RFRSN: Improving protein fold recognition by siamese network

Protein fold recognition is the key to study protein structure and function. As a representative pattern recognition task, there are two main categories of approaches to improve the protein fold recognition performance: 1) extracting more discriminative descriptors, and 2) designing more effective distance metrics. The existing protein fold recognition approaches focus on the first category to finding a robust and discriminative descriptor to represent each protein sequence as a compact feature vector, where different protein sequence is expected to be separated as much as possible in the fold space. These methods have brought huge improvements to the task of protein fold recognition. However, so far, little attention has been paid to the second category. In this paper, we focus not only on the first category, but also on the second point that how to measure the similarity between two proteins more effectively. First, we employ deep convolutional neural network techniques to extract the discriminative fold-specific features from the potential protein residue-residue relationship, we name it SSAfold. On the other hand, due to different feature representation usually subject to varying distributions, the measurement of similarity needs to vary according to different feature distributions.
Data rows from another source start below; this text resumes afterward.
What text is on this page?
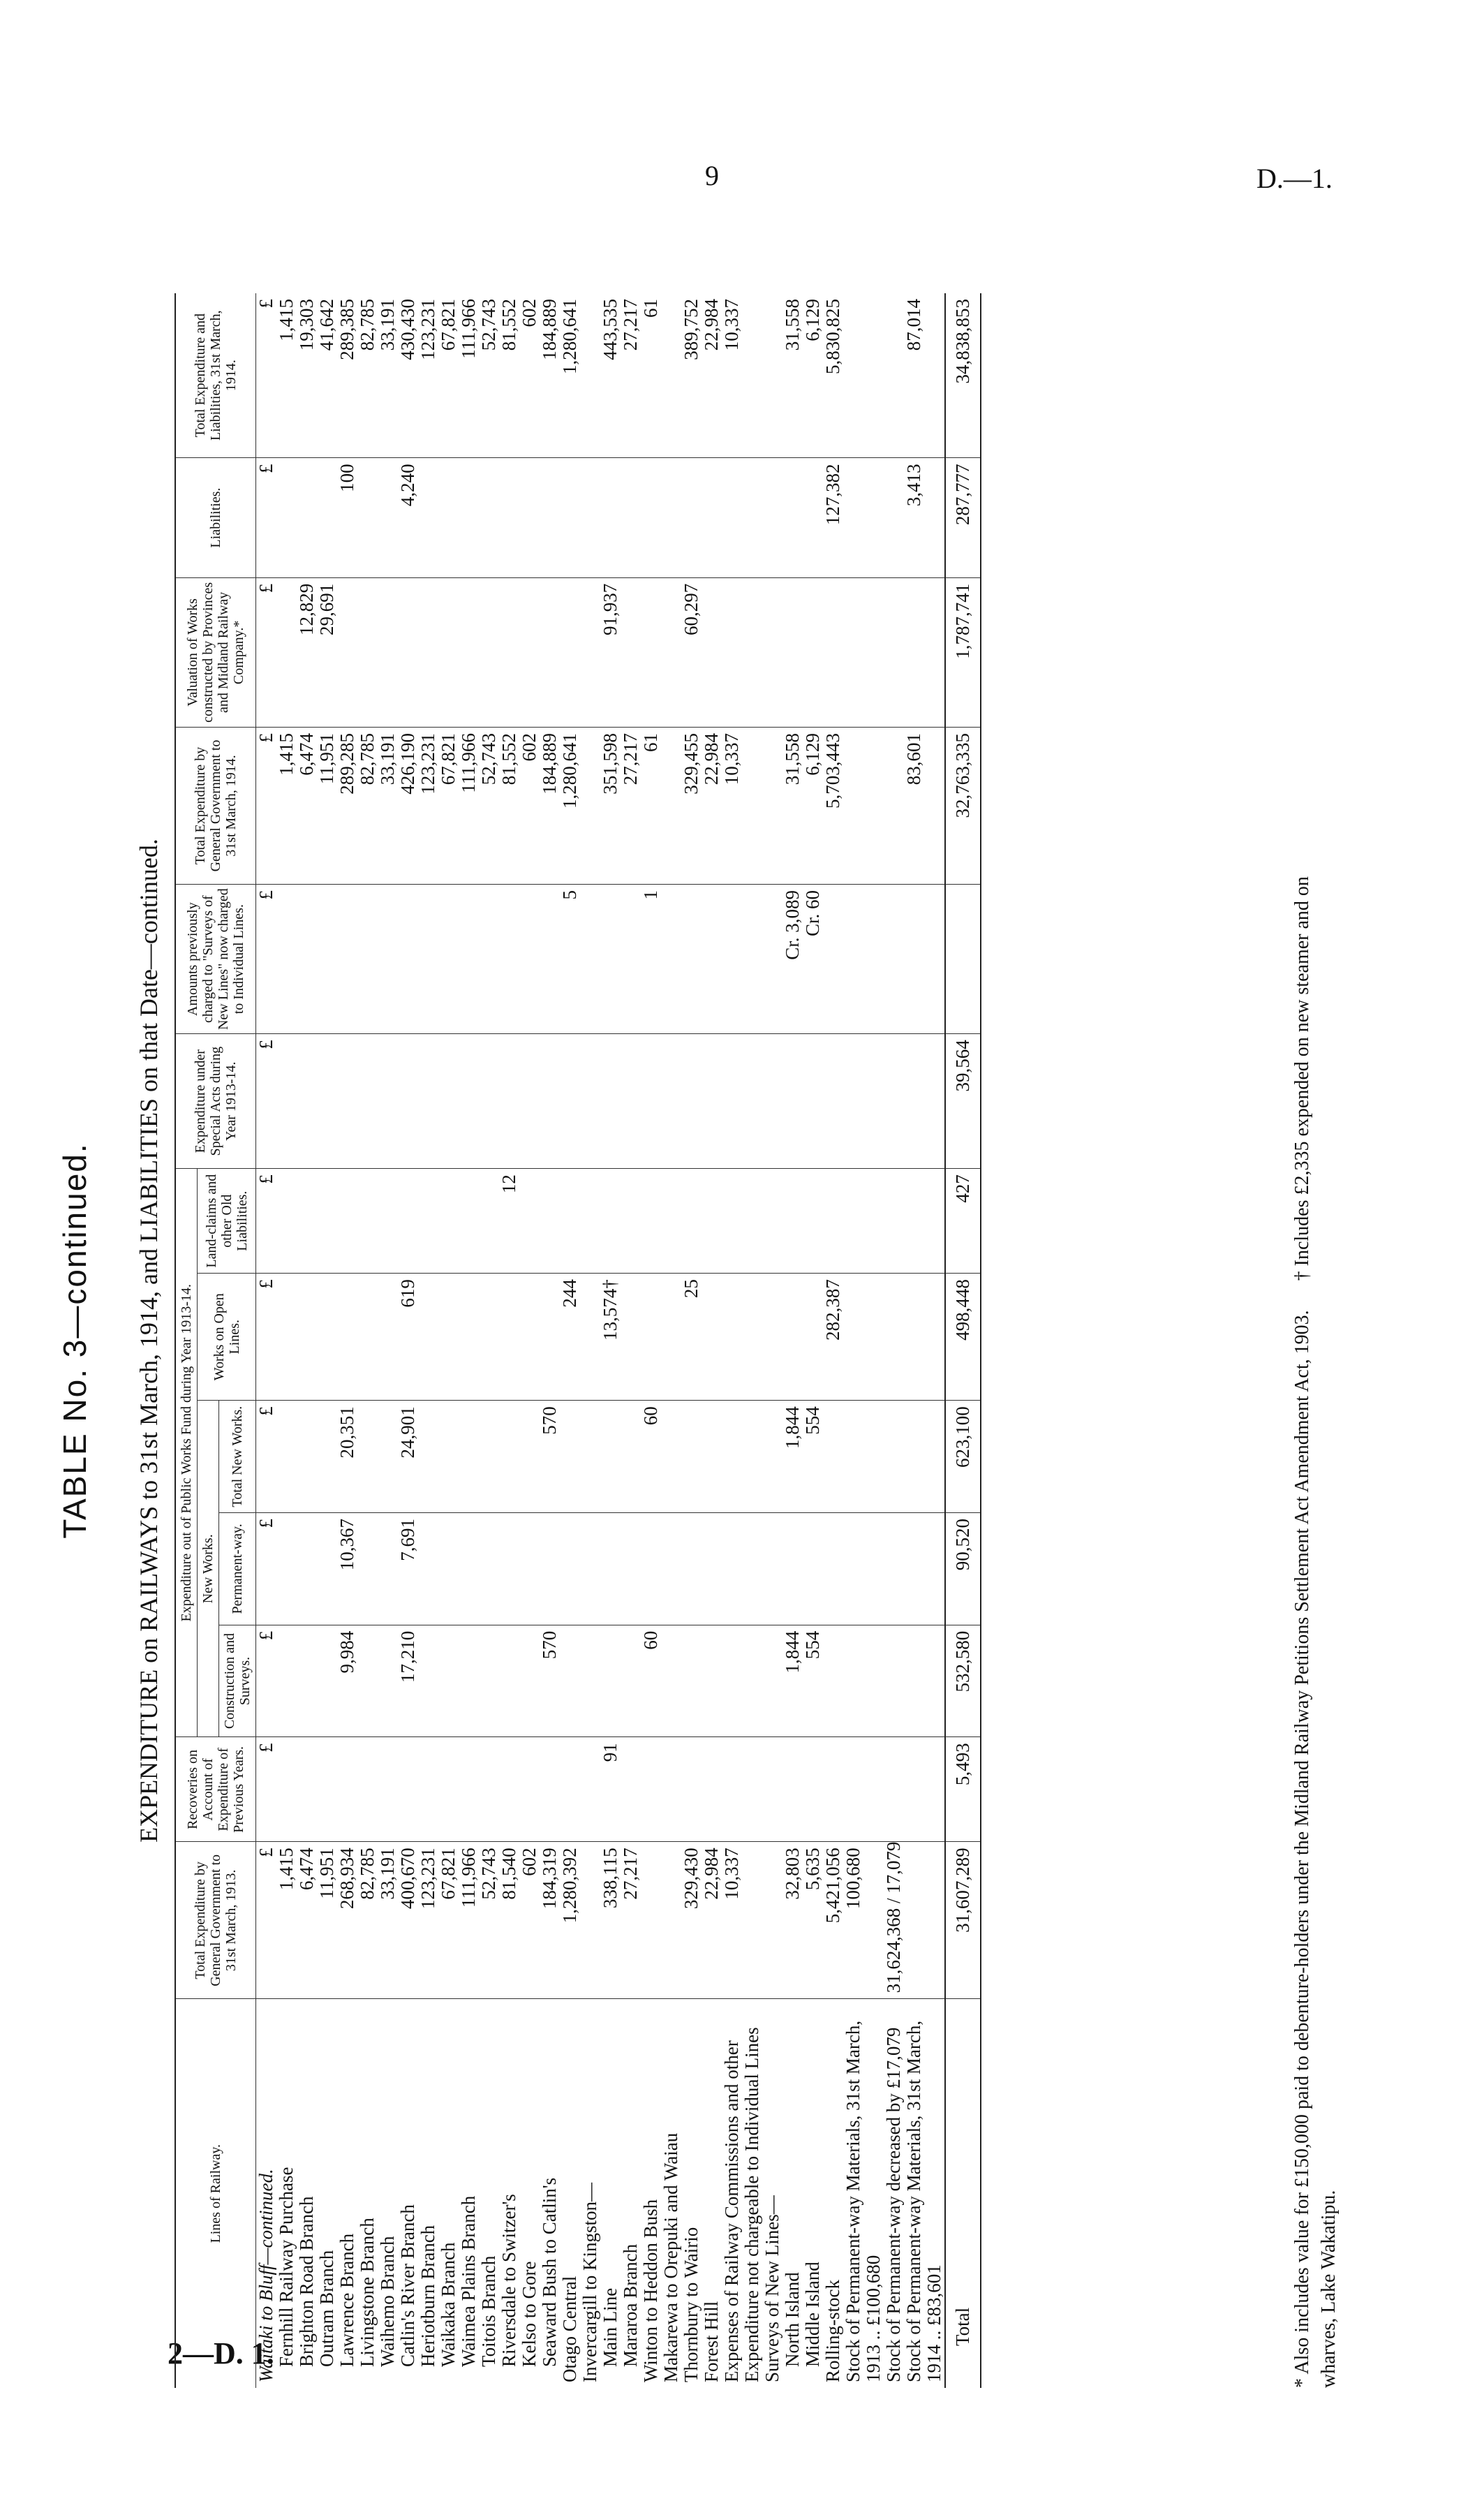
9	D.—1.
2—D. 1.
TABLE No. 3—continued. EXPENDITURE on RAILWAYS to 31st March, 1914, and LIABILITIES on that Date—continued.
Lines of Railway.	Total Expenditure by General Government to 31st March, 1913.	Recoveries on Account of Expenditure of Previous Years.	Expenditure out of Public Works Fund during Year 1913-14.					Expenditure under Special Acts during Year 1913-14.	Amounts previously charged to "Surveys of New Lines" now charged to Individual Lines.	Total Expenditure by General Government to 31st March, 1914.	Valuation of Works constructed by Provinces and Midland Railway Company.*	Liabilities.	Total Expenditure and Liabilities, 31st March, 1914.
			New Works.			Works on Open Lines.	Land-claims and other Old Liabilities.						
			Construction and Surveys.	Permanent-way.	Total New Works.								
Waitaki to Bluff—continued.	£	£	£	£	£	£	£	£	£	£	£	£	£
Fernhill Railway Purchase	1,415									1,415			1,415
Brighton Road Branch	6,474									6,474	12,829		19,303
Outram Branch	11,951									11,951	29,691		41,642
Lawrence Branch	268,934		9,984	10,367	20,351					289,285		100	289,385
Livingstone Branch	82,785									82,785			82,785
Waihemo Branch	33,191									33,191			33,191
Catlin's River Branch	400,670		17,210	7,691	24,901	619				426,190		4,240	430,430
Heriotburn Branch	123,231									123,231			123,231
Waikaka Branch	67,821									67,821			67,821
Waimea Plains Branch	111,966									111,966			111,966
Toitois Branch	52,743									52,743			52,743
Riversdale to Switzer's	81,540						12			81,552			81,552
Kelso to Gore	602									602			602
Seaward Bush to Catlin's	184,319		570		570					184,889			184,889
Otago Central	1,280,392					244			5	1,280,641			1,280,641
Invercargill to Kingston—													
Main Line	338,115	91				13,574†				351,598	91,937		443,535
Mararoa Branch	27,217									27,217			27,217
Winton to Heddon Bush			60		60				1	61			61
Makarewa to Orepuki and Waiau													
Thornbury to Wairio	329,430					25				329,455	60,297		389,752
Forest Hill	22,984									22,984			22,984
Expenses of Railway Commissions and other Expenditure not chargeable to Individual Lines	10,337									10,337			10,337
Surveys of New Lines—													
North Island	32,803		1,844		1,844				Cr. 3,089	31,558			31,558
Middle Island	5,635		554		554				Cr. 60	6,129			6,129
Rolling-stock	5,421,056					282,387				5,703,443		127,382	5,830,825
Stock of Permanent-way Materials, 31st March, 1913 .. £100,680	100,680												
Stock of Permanent-way decreased by £17,079	31,624,368 / 17,079												
Stock of Permanent-way Materials, 31st March, 1914 .. £83,601										83,601		3,413	87,014
Total	31,607,289	5,493	532,580	90,520	623,100	498,448	427	39,564		32,763,335	1,787,741	287,777	34,838,853
* Also includes value for £150,000 paid to debenture-holders under the Midland Railway Petitions Settlement Act Amendment Act, 1903.      † Includes £2,335 expended on new steamer and on
wharves, Lake Wakatipu.
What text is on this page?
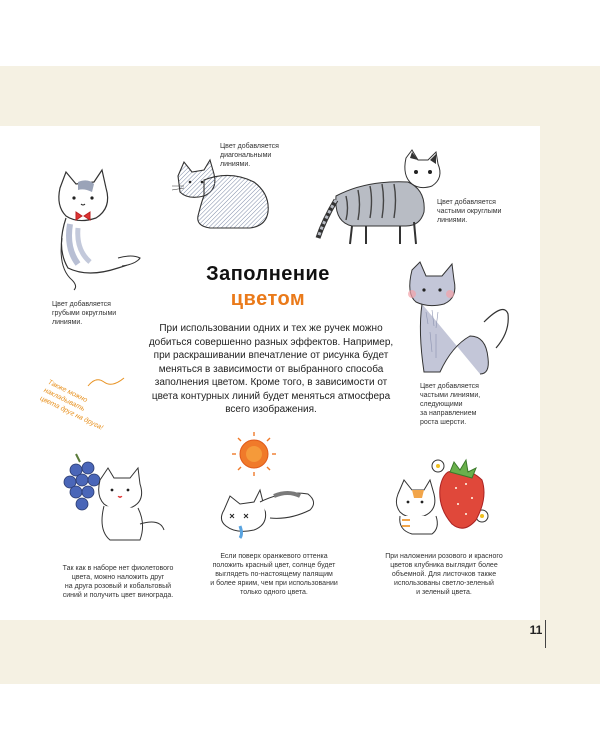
Цвет добавляется
грубыми округлыми
линиями.
Цвет добавляется
диагональными
линиями.
Цвет добавляется
частыми округлыми
линиями.
Цвет добавляется
частыми линиями,
следующими
за направлением
роста шерсти.
Заполнение
цветом
При использовании одних и тех же ручек можно добиться совершенно разных эффектов. Например, при раскрашивании впечатление от рисунка будет меняться в зависимости от выбранного способа заполнения цветом. Кроме того, в зависимости от цвета контурных линий будет меняться атмосфера всего изображения.
Также можно накладывать
цвета друг на друга!
Так как в наборе нет фиолетового
цвета, можно наложить друг
на друга розовый и кобальтовый
синий и получить цвет винограда.
Если поверх оранжевого оттенка
положить красный цвет, солнце будет
выглядеть по-настоящему палящим
и более ярким, чем при использовании
только одного цвета.
При наложении розового и красного
цветов клубника выглядит более
объемной. Для листочков также
использованы светло-зеленый
и зеленый цвета.
11
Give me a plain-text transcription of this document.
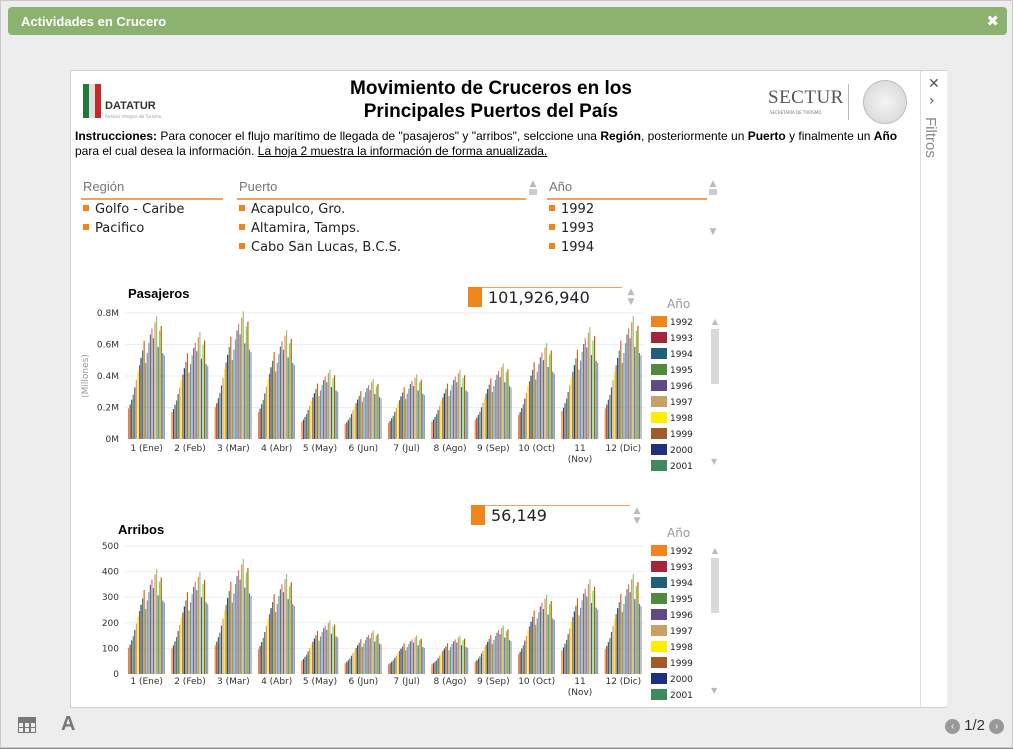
Actividades en Crucero	✖
DATATUR
Análisis Integral del Turismo
Movimiento de Cruceros en los
Principales Puertos del País
SECTUR
SECRETARÍA DE TURISMO
Instrucciones: Para conocer el flujo marítimo de llegada de "pasajeros" y "arribos", selccione una Región, posteriormente un Puerto y finalmente un Año para el cual desea la información. La hoja 2 muestra la información de forma anualizada.
Región
Golfo - Caribe
Pacifico
Puerto
Acapulco, Gro.
Altamira, Tamps.
Cabo San Lucas, B.C.S.
▲ Año
1992
1993
1994
▲
▼
Pasajeros	101,926,940	▲
▼
0M
0.2M
0.4M
0.6M
0.8M
(Millones)
1 (Ene) 2 (Feb) 3 (Mar) 4 (Abr) 5 (May) 6 (Jun) 7 (Jul) 8 (Ago) 9 (Sep) 10 (Oct) 11
(Nov)
12 (Dic)
Año
1992
1993
1994
1995
1996
1997
1998
1999
2000
2001
▲
▼
Arribos
56,149	▲
▼
0
100
200
300
400
500
1 (Ene) 2 (Feb) 3 (Mar) 4 (Abr) 5 (May) 6 (Jun) 7 (Jul) 8 (Ago) 9 (Sep) 10 (Oct) 11
(Nov)
12 (Dic)
Año
1992
1993
1994
1995
1996
1997
1998
1999
2000
2001
▲
▼
✕
›
Filtros
A	‹ 1/2 ›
Before, almost all protein fold recognition methods perform the same metrics strategy on all the protein feature ignoring the differences in feature distribution. This paper presents a new protein fold recognition by employing siamese network, we named it PFRSN. The objective of PFRSN is to learns a set of hierarchical nonlinear transformations to project protein pairs into the same fold feature subspace to ensure the distance between positive protein pairs is reduced and that of negative protein pairs is enlarged as much as possible. The experimental results show that the results of SSAfold and PFRSN are highly competitive.